A busty redhead slid between us just then, wrapped in a black leather skirt and what looked like a red bra missing a few parts. She shot me a feline smile, jerking her head sideways. “My friends over there bet me fifty bucks I couldn’t get you to buy me a drink. What do you think?”
“I think”—I smiled cordially, leaning toward her, whispering in her ear—“you just became fifty bucks poorer.”
The woman’s smile morphed into a scowl, and she backed away, stomping back to her clones. She was exactly my type, but I needed a little more than a carbon copy of my last one-night stand. I wanted someone to challenge me, to fight me, to drive me nuts. And that someone was currently blue balling me for going after her father.
I turned back to Arsène, finding him beyond amused as he shook his head. “So toast.”
“What now?” I hissed.
“Old Christian wouldn’t say no to a night of no-strings-attached sex with Jessica Rabbit.”
“Old Christian doesn’t have to wake up at six tomorrow to prepare for trial.”
“Sure.” Arsène patted my shoulder, chuckling. “New Christian can sell himself this load of baloney if it makes him feel better.”
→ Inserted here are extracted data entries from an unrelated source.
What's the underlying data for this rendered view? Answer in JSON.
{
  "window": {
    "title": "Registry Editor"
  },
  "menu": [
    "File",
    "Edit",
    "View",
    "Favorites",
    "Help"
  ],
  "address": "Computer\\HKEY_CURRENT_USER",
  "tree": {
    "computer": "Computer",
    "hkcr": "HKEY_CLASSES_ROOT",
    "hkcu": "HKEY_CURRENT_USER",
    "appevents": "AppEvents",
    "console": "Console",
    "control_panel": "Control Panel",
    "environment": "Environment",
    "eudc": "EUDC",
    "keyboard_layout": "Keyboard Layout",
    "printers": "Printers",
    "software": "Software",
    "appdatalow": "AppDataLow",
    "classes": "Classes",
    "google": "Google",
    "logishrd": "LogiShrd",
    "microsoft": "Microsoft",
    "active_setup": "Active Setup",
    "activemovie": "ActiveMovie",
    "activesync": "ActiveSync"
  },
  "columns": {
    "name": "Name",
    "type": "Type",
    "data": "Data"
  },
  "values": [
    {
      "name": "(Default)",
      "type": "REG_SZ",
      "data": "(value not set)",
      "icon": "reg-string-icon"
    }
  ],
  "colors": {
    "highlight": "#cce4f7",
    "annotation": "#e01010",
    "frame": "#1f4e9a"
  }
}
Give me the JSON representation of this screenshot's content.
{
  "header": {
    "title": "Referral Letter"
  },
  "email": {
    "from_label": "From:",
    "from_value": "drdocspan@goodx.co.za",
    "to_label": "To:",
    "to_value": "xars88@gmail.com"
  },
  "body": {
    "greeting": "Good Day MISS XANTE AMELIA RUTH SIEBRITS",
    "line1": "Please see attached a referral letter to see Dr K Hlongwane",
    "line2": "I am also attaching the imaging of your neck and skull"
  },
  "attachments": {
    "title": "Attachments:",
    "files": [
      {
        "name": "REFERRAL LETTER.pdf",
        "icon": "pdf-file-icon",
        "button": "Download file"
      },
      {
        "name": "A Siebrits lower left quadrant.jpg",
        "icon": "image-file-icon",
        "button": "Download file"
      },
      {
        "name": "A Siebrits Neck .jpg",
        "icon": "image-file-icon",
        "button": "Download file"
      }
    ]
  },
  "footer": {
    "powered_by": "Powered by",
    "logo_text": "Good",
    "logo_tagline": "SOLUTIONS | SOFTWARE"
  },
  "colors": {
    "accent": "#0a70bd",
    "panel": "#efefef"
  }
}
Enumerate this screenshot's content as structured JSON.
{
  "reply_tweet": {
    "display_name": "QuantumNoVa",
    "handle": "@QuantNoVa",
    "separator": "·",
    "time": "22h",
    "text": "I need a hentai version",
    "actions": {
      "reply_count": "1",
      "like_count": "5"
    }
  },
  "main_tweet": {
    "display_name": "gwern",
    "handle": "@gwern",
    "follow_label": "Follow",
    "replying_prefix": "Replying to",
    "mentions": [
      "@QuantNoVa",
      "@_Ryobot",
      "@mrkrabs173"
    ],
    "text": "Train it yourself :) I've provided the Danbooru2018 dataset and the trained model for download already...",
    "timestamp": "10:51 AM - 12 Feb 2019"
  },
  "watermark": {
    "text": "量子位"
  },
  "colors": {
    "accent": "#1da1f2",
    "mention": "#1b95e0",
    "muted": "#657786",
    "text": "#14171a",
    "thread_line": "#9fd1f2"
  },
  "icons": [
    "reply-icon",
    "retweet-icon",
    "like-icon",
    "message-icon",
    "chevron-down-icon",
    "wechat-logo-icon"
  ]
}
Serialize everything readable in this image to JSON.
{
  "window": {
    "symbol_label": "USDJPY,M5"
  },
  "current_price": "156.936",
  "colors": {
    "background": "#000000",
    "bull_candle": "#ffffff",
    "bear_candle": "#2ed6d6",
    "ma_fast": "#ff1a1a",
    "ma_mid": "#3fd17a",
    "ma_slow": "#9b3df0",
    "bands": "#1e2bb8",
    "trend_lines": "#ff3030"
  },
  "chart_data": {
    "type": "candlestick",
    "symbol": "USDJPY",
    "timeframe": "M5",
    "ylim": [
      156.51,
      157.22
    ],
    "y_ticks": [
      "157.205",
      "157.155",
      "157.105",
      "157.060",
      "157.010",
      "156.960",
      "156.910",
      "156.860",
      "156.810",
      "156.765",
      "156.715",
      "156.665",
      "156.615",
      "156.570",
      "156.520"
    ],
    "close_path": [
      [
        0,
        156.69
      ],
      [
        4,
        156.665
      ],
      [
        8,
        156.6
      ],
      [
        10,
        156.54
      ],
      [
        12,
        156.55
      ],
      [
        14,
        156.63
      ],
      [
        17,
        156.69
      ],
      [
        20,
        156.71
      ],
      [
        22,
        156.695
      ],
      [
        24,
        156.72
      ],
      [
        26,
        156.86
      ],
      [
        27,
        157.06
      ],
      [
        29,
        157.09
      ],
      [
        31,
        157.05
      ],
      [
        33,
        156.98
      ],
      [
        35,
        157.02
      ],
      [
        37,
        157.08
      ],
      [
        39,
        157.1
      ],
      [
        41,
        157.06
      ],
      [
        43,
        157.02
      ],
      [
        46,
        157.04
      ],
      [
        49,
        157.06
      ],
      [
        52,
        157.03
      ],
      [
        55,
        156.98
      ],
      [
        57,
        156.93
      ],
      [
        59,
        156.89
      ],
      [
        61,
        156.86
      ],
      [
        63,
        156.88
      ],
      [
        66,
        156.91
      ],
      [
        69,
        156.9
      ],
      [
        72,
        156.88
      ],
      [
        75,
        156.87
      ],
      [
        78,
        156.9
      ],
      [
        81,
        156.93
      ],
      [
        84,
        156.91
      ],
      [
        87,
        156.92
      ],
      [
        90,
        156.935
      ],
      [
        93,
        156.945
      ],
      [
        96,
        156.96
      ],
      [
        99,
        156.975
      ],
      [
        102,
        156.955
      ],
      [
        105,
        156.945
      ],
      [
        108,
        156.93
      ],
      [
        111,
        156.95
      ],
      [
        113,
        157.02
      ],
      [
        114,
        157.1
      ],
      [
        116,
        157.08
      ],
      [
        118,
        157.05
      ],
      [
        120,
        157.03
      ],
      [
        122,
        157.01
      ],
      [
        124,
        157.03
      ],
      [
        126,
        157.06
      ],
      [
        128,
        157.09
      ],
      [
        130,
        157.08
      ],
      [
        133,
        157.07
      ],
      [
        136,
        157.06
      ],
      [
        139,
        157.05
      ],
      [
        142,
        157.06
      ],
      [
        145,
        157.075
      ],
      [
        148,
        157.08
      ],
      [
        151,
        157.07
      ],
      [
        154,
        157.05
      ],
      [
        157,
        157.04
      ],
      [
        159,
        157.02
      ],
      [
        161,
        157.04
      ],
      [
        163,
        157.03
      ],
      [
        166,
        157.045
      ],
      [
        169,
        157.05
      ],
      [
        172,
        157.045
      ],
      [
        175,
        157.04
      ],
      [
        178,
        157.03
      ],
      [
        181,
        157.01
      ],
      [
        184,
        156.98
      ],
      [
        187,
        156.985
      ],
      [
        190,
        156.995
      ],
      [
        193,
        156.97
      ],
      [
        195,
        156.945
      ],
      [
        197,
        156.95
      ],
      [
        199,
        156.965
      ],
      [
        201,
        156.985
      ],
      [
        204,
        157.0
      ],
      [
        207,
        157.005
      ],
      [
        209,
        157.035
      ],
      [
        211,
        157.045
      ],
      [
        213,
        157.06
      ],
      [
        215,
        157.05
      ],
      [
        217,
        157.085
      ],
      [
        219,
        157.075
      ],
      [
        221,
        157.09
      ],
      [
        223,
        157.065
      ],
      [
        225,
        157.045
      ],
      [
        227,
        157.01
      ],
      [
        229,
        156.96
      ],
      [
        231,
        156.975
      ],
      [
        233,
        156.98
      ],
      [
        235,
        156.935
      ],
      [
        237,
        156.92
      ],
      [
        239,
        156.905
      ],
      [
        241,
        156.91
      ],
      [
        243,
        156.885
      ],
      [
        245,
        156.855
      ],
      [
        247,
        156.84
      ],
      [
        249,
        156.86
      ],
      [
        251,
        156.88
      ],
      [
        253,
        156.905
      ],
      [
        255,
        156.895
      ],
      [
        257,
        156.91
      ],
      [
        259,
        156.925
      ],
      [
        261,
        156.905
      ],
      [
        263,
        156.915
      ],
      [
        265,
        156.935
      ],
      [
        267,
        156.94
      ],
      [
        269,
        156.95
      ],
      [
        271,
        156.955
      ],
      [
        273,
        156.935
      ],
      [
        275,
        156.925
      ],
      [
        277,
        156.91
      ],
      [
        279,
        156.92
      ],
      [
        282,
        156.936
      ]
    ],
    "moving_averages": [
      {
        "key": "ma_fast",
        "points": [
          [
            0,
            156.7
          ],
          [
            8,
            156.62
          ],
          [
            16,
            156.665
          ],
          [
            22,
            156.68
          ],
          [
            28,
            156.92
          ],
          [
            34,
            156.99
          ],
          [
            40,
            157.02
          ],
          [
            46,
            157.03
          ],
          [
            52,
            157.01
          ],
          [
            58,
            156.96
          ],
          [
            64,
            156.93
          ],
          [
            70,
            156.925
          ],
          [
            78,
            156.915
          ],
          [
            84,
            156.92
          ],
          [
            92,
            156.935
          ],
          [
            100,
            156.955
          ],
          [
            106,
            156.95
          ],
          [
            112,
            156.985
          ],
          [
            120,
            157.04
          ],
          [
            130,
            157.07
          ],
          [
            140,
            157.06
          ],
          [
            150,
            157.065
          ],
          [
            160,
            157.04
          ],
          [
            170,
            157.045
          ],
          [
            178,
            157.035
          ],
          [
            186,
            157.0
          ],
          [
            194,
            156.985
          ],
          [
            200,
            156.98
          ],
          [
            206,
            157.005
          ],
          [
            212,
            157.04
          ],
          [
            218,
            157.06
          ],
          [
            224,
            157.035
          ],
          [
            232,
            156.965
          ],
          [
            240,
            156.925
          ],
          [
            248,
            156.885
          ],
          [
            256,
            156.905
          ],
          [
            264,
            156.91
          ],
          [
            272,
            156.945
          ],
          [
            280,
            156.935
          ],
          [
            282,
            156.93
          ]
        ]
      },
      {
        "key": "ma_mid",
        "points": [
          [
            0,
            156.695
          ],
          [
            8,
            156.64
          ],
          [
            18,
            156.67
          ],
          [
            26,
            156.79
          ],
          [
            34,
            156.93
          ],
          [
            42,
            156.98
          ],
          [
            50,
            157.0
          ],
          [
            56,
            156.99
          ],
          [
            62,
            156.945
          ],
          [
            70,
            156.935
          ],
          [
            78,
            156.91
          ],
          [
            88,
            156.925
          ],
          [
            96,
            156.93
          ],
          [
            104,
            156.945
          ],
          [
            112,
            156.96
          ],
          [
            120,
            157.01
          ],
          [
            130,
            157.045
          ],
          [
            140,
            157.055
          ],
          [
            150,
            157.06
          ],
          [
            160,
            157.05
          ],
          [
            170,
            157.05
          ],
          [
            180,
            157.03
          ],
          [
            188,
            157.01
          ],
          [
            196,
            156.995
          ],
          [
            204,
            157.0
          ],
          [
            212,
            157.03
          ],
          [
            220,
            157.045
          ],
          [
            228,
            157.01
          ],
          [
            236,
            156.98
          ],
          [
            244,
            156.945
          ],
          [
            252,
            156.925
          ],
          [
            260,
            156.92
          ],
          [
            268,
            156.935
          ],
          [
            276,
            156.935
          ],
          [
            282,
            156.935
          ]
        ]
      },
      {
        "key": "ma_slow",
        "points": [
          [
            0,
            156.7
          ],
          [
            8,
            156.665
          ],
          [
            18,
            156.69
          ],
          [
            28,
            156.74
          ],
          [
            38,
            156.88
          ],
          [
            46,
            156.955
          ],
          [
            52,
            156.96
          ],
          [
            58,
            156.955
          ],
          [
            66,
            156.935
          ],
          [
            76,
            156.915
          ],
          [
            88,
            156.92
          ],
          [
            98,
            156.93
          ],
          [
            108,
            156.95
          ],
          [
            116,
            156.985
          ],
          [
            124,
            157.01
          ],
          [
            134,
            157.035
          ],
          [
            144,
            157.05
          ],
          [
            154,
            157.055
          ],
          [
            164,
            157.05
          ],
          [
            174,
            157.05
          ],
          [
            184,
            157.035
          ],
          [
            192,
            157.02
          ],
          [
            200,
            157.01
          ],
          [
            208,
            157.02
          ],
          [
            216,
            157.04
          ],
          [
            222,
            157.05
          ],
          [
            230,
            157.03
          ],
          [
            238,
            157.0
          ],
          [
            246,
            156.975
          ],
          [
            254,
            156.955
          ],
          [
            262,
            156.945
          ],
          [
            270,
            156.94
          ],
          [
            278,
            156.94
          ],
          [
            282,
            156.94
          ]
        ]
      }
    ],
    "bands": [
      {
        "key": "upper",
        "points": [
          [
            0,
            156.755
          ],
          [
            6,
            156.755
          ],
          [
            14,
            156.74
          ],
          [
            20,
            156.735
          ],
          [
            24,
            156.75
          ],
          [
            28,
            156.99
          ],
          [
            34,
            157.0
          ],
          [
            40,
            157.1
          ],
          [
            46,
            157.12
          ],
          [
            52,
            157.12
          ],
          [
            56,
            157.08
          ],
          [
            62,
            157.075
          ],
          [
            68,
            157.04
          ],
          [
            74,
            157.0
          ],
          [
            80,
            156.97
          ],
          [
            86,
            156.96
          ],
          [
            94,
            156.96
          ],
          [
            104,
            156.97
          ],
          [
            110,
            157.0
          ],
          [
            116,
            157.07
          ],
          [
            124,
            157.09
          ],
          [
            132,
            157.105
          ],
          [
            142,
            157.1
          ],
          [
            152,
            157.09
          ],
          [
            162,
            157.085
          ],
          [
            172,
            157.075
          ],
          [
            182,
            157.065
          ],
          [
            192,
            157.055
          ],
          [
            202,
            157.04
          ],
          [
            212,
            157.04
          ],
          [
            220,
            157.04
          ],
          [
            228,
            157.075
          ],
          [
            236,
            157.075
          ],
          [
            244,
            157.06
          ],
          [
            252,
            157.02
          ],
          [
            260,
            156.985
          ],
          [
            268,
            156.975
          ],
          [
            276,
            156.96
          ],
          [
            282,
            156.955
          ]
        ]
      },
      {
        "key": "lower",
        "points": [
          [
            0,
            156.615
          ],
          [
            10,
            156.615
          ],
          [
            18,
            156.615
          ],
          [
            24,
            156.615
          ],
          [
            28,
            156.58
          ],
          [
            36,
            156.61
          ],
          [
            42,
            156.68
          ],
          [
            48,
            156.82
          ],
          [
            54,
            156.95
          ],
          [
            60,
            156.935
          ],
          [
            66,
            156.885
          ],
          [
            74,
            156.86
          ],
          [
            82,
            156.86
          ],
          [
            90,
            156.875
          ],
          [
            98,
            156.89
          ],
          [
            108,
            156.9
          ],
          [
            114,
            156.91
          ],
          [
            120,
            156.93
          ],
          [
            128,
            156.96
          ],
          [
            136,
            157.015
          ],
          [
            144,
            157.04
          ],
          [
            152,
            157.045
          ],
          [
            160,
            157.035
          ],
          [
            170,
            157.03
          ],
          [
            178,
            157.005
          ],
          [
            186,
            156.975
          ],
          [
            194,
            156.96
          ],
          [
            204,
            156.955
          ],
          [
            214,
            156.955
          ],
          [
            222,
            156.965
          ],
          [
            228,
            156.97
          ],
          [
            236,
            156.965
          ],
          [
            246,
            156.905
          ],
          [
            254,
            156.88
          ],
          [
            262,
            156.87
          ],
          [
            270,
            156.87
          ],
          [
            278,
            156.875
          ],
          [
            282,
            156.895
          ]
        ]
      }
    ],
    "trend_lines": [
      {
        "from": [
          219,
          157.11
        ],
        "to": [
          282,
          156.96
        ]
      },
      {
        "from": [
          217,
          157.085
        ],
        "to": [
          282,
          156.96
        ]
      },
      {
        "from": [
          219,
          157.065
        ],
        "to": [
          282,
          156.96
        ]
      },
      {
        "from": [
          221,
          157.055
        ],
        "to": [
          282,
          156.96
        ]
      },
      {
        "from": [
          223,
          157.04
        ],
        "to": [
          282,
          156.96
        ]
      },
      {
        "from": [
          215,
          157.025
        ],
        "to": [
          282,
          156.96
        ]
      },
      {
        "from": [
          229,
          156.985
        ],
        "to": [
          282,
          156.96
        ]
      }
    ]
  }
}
That evening, when I took an Uber back home, I asked the driver to make a pit stop at Arya’s work address. I didn’t care what Arsène thought. All I needed was one taste before I discarded Arya right along with her father back to my past.
I knew Arya and I had no future. Not only because she’d pretended to be a trustworthy person only to stab me in the back, but also because she literally thought I was someone else. A relationship wasn’t on the table. Arya would run for the hills the minute she found out who I really was.